A plan formed in Mute's head. Really, he was surprising himself with how quickly he was capable of forming plans under the pressure of events. He took a cab himself and was put down to the north of the cathedral. From there he walked rapidly to Prickwillow Road and found the house with
Mon Repos
engraved on the gatepost. The afternoon was dull and growing duller, and there was a glimmer of light from an upstairs room.

Mute unlatched the gate. Moving confidently, as if he had every right to be there, he walked towards the front door then veered off to one side. Soon he was dodging among the trees and shrubs of the back garden and then he was standing outside Cyrus Chase's workshop. He had the key that Tomlinson had dropped in the room at the Lion. He undid the padlock, opened the door, and swiftly inspected the interior. He noted Chase's security-coffin on the work table. Perfect, he thought.

The next twenty minutes passed with the smoothness of a dream, although they should have been a nightmare. Out into Prickwillow Road to intercept Eric Fort, who was by now tired and out of breath following his walk up from the station and who was, to say the least, surprised and perhaps alarmed to see Mute. Then round the side of the house and back again to Cyrus Chase's workshop – all the while unobserved! – on the pretext that the inventor would be arriving in a moment. The offer of Mute's hip flask, accepted. The manoeuvring of Fort's body into the coffin as the contents of the flask began to take effect, although when Fort started to struggle Mute had to keep him down by jabbing at him with his flick stick, a process which drew some blood.
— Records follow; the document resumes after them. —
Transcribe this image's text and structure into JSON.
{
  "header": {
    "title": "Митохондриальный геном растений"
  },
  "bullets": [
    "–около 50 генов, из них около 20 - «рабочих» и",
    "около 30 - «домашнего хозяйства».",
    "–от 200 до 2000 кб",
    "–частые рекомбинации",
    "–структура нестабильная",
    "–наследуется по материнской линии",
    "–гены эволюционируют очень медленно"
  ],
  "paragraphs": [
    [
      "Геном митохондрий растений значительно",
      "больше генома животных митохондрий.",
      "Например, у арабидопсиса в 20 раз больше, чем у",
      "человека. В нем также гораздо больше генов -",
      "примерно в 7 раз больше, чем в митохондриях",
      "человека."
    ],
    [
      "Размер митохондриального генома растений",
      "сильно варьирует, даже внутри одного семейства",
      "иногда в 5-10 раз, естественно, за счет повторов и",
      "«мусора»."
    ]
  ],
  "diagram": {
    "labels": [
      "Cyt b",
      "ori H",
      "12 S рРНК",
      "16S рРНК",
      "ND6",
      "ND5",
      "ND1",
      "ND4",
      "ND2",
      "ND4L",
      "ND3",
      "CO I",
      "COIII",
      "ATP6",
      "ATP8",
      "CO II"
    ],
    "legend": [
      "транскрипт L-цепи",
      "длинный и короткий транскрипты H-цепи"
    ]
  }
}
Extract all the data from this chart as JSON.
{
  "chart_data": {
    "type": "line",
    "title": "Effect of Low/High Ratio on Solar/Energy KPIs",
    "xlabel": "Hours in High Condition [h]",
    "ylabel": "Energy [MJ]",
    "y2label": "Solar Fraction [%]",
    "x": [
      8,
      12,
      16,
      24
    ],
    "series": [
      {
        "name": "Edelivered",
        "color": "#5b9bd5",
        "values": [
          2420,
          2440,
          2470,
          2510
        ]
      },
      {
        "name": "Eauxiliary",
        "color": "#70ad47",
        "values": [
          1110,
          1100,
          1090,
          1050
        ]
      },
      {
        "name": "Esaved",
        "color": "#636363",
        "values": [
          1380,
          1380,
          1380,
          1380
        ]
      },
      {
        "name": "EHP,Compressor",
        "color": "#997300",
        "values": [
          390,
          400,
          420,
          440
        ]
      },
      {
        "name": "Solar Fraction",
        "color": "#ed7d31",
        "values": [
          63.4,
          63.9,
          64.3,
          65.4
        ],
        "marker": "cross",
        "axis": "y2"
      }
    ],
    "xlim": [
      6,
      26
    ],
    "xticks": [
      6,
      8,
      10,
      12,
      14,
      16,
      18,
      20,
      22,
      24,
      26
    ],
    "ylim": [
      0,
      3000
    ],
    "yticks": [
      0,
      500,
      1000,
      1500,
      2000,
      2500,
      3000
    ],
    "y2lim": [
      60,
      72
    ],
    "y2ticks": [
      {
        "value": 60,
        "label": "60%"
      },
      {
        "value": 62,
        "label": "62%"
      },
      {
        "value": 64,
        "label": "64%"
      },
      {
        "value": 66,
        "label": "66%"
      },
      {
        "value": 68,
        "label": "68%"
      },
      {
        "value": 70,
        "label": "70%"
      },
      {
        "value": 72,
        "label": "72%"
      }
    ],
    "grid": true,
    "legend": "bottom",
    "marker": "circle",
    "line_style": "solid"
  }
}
A deal of blood in fact.

The whole time Mute might have been interrupted but he scarcely considered that, just carried on with his job of finishing off Fort. Then at the end when Fort was twitching and his life almost departed, Mute heaved the coffin lid, with all its cumbersome apparatus of bell and bird, back into place.

Finally, out into Prickwillow Road once more. Mute thought he discerned, in the distance, Mr and Mrs Ansell walking together. The Ansells, joint contributors to
The New Moon
. He turned in the opposite direction, and soon passed a graveyard. With a professional eye, he noted the newness of the headstones and monuments and concluded that it must be a municipal cemetery, built in the last few years when the old churches could no longer accommodate the city dead. With another part of his mind, he thought, I've got away with it! Like a cuckoo laying an egg in another bird's nest, he had perpetrated a murder in another man's property, and done so without being observed, let alone apprehended. He laughed out loud then looked about as if fearful of being heard. Against the grey sky, the darker shape of the spire and belfry of the cemetery chapel stood out.

Mute asked himself whether he was going mad. He concluded not. The things he had done, the murders of Tomlinson and Fort, had been rational deeds, acts of self-preservation. Murders carried out with the aid of his trusty flick stick and his hip flask, among the contents of which was arsenic. Mute considered the use of arsenic as just the thing – almost à la mode, one might say. Arsenic was also easy for him to obtain since it was widely employed as one of the ingredients in embalming fluid. Those visits to Willow & Son had been productive in many ways.

It was true that with all this murdering, Arthur Arnett had wandered rather far away from his original plan, which was to share with Tomlinson the ‘treasure' he obtained from Upper Fen, to realize its cash value and to use the money to fund his magazine,
The New Moon
; the magazine which had been his ambition all the while he'd been working at the
Funereal Matters
office. But the straightforward need for cash had been warped by his growing detestation of Tomlinson, and his decision not to share in the fruits of his old friend's labours but to steal them from him. Then would-be theft had turned to actual murder. Or murders. And they had been less difficult than Mute might have believed.